Erika Weisz | Postdoctoral Researcher


Erika Weisz is a postdoctoral researcher in the Department of Psychology at Harvard University and holds a PhD in Psychology from Stanford University. Her expertise is in affective science and social psychology, and her research explores empathy, cooperation, helping and intergroup relations.


Tessa Forshaw | Doctoral Researcher


Tessa Forshaw is a Doctoral Candidate in Education and a Presidential Scholar at the Harvard Graduate School of Arts and Sciences. Her expertise is in the application of Learning Sciences and Educational Technologies to adult reskilling populations. Her most recent study explored the use of visualization technologies as a mechanism for prompting analogical reasoning in marginalized and vulnerable adult jobseekers.

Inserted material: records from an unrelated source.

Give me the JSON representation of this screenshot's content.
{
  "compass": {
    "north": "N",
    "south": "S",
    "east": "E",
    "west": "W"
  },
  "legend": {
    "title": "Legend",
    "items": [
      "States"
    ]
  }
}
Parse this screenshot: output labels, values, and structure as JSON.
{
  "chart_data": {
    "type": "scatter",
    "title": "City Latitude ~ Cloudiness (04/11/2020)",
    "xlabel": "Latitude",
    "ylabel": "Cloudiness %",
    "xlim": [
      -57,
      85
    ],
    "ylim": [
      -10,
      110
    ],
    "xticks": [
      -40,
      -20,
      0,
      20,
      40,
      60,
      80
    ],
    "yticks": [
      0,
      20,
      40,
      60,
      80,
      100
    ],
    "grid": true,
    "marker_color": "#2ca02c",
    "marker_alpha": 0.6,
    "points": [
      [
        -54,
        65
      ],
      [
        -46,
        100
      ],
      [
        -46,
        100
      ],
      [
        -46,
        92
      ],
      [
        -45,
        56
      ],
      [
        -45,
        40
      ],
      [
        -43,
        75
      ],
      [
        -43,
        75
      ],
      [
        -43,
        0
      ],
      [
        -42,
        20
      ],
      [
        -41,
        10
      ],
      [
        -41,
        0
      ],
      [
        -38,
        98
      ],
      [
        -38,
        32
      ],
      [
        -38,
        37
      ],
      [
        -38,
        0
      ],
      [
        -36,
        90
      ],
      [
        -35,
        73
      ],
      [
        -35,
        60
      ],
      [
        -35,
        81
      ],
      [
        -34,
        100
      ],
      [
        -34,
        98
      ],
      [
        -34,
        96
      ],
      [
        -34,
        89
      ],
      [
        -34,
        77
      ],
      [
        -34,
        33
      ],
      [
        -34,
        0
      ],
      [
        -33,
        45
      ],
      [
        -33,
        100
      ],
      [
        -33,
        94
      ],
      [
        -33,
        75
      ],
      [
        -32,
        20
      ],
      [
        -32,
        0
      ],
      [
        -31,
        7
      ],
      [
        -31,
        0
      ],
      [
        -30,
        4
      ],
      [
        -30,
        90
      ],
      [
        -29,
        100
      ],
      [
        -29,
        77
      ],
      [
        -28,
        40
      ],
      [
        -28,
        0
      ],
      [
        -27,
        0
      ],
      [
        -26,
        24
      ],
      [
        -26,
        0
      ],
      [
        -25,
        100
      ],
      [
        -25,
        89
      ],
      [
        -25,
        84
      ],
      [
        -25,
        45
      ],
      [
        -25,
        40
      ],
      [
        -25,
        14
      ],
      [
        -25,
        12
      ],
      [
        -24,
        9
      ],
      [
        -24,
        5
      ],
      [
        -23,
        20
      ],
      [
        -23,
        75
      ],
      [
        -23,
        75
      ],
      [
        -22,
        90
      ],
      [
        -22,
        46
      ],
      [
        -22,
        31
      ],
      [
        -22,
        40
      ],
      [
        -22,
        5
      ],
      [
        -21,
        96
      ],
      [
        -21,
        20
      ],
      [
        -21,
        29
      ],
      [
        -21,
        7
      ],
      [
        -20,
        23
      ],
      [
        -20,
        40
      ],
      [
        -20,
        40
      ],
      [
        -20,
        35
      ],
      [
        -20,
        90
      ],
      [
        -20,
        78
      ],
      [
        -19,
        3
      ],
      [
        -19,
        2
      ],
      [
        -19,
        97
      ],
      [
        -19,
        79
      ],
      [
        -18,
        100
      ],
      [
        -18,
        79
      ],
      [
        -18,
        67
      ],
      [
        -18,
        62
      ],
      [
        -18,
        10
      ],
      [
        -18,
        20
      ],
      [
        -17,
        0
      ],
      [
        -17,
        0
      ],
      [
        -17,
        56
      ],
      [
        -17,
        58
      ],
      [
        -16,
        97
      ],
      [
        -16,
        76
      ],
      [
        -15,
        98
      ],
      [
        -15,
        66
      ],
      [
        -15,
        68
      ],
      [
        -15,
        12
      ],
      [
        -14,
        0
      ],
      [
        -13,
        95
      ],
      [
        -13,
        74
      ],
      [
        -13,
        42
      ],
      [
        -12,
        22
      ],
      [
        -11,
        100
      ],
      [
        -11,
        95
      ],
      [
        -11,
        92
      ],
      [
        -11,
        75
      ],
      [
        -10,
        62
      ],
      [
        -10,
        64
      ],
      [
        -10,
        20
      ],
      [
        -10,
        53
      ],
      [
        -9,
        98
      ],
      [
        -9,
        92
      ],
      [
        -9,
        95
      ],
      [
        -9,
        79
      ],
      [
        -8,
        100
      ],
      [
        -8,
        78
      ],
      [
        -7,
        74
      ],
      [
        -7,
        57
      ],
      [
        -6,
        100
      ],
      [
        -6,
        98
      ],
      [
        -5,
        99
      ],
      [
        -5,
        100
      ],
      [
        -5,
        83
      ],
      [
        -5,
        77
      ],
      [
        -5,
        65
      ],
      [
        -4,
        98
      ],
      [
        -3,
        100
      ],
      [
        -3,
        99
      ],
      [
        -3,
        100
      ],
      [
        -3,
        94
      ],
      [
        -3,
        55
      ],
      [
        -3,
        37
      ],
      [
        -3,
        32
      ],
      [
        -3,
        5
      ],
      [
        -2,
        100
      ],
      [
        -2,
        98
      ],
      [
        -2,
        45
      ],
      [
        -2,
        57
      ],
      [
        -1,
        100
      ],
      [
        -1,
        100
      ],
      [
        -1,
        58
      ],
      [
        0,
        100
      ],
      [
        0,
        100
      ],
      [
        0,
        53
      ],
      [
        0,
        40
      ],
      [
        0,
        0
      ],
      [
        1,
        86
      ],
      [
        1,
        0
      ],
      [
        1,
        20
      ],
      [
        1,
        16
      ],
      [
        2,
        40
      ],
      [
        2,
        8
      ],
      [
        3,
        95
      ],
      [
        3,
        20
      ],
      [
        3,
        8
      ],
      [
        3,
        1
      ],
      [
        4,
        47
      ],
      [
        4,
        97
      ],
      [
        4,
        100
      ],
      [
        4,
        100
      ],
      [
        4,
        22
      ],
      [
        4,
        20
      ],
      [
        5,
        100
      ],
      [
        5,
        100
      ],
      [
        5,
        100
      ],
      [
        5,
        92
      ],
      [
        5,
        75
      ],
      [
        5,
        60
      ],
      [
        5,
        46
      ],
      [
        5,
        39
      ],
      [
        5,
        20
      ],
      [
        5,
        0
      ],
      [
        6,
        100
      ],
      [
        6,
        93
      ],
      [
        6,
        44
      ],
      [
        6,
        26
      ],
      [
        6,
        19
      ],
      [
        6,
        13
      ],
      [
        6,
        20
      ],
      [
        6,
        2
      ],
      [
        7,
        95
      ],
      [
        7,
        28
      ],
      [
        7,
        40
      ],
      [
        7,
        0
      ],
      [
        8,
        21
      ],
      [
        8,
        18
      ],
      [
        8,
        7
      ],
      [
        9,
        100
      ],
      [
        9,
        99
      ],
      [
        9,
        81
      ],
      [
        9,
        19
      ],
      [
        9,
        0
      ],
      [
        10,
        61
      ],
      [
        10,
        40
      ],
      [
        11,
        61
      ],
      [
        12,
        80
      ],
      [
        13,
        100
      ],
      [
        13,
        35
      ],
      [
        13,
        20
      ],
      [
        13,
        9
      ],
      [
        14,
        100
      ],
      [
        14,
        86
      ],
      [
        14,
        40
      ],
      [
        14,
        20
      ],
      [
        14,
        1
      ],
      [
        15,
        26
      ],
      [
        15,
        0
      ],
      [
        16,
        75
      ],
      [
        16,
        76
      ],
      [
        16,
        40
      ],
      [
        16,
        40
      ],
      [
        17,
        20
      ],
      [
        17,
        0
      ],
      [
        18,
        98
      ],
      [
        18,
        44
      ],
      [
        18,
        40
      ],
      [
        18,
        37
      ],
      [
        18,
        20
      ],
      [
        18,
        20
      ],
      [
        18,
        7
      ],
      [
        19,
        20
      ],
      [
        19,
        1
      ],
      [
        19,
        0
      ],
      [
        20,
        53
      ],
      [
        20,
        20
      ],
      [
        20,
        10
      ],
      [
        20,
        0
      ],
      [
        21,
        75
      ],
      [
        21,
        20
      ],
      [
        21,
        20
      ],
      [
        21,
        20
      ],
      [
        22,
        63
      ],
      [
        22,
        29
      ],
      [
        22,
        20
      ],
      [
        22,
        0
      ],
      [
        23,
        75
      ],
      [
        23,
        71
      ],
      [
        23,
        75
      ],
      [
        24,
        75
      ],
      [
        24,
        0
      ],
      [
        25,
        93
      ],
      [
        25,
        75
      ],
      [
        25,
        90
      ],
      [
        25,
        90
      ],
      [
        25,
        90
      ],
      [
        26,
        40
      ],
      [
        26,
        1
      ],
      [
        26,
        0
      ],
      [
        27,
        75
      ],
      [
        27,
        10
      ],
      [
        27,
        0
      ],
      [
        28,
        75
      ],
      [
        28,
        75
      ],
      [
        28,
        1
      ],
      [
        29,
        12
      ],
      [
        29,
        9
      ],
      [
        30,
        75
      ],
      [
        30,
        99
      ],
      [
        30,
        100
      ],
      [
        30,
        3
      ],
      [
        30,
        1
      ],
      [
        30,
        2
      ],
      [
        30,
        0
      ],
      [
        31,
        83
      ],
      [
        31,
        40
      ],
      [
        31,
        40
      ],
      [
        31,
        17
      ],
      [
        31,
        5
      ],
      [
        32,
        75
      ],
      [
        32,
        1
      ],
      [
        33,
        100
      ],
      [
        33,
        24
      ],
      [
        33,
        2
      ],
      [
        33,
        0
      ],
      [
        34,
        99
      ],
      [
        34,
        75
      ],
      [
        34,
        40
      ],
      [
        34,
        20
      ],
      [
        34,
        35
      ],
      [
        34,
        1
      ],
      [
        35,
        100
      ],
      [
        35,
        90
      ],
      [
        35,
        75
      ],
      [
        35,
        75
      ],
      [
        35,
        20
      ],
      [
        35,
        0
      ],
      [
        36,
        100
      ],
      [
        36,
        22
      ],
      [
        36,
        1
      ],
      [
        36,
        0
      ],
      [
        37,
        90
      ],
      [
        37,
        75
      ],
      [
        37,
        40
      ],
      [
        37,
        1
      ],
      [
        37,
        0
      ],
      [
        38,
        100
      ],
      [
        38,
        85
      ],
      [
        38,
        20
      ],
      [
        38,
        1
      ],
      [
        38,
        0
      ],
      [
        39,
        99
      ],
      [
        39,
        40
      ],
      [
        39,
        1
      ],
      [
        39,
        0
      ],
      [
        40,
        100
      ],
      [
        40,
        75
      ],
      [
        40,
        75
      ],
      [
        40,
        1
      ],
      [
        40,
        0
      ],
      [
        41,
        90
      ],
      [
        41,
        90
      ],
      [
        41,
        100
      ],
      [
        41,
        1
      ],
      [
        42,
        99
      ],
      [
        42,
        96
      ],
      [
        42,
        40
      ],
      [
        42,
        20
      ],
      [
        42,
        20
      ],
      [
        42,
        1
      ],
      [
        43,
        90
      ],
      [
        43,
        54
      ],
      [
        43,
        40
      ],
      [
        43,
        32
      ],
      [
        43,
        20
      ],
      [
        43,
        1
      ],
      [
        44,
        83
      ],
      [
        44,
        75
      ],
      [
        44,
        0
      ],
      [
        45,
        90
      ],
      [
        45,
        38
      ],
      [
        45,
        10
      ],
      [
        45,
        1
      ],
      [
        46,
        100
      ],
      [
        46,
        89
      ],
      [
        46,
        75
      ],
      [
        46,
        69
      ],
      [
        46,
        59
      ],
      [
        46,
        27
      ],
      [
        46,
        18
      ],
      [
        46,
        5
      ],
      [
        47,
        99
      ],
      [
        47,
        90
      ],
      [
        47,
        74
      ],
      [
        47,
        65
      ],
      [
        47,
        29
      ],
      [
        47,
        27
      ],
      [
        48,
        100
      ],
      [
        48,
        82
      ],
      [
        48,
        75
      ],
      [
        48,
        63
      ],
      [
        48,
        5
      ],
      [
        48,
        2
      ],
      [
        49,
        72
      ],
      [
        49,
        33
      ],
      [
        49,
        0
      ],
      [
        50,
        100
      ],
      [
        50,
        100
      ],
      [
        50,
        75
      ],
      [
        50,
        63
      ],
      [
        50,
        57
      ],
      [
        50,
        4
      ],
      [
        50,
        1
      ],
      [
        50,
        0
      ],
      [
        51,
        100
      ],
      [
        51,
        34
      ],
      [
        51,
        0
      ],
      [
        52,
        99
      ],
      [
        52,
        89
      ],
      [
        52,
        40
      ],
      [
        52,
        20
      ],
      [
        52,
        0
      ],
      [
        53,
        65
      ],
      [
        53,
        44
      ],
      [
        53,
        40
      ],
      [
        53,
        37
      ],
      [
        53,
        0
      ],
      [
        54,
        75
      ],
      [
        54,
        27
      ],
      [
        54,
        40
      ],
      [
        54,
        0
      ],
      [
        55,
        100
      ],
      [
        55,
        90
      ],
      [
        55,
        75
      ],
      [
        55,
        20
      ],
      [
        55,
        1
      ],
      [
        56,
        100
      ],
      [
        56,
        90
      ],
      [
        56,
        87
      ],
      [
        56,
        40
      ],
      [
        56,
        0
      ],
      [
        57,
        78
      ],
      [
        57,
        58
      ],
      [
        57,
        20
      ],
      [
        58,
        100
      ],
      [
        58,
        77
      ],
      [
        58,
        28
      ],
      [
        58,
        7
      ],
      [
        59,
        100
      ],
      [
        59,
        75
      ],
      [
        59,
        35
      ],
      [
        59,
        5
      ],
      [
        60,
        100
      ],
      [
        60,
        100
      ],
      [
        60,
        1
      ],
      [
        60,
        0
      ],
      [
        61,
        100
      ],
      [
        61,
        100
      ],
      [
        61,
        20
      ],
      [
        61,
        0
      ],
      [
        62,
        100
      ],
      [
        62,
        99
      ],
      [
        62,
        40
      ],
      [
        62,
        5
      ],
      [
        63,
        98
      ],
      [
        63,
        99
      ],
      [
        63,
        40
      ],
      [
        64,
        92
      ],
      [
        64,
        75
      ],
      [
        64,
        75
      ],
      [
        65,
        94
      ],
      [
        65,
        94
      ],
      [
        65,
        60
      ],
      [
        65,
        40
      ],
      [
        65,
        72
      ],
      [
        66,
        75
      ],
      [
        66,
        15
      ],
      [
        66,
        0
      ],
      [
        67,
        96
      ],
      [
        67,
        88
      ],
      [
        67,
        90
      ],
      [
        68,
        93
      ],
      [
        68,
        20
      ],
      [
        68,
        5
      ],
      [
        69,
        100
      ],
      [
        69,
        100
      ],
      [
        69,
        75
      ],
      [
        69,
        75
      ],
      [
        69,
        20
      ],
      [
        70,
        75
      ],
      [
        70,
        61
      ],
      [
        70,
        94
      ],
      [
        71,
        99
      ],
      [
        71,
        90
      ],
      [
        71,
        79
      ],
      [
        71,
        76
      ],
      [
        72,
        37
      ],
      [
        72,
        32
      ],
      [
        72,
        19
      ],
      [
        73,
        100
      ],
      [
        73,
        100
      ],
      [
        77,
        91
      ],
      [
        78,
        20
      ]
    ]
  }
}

Alexis Gable | Doctoral Researcher


Alexis Gable is a doctoral candidate at the Harvard Graduate School of Education studying Education Policy and Program Evaluation. Her research focuses on pathways between education and labor markets. She holds a bachelor's degree in economics and social policy from Northwestern University.


Kadeem Noray | Doctoral Researcher


Kadeem Noray is a Ph.D. Candidate at Harvard University and a graduate scholar in the Harvard Multidisciplinary Program in Inequality & Social Policy. Kadeem earned his M.S. in Applied Economics from Montana State University in 2017 and his B.S. in Mathematics, Economics, and Physics at Hillsdale College in 2015. His research focuses on understanding talent markets: the institutions that facilitate and provide people with human capital and career opportunities. His work also spans labor economics and public economics more broadly.


Samantha Batel Kane | Doctoral Researcher


Samantha Batel Kane is a Doctoral Student studying education policy and program evaluation and a Partnering in Education Research (PIER) fellow with the Center for Education Policy Research at Harvard University. She holds an MPP from the Harvard Kennedy School. Her expertise is in the economics of education and educational decision-making.


Stephanie Taube | Research Fellow


Stephanie Taube is a Research Fellow at the Project on Workforce and holds a Master's Degree in Public Policy from UC Berkeley and Bachelor's Degree in Anthropology from the University of Michigan. Her professional experience spans academia, software development, and public policy, and her research focuses on organizational psychology.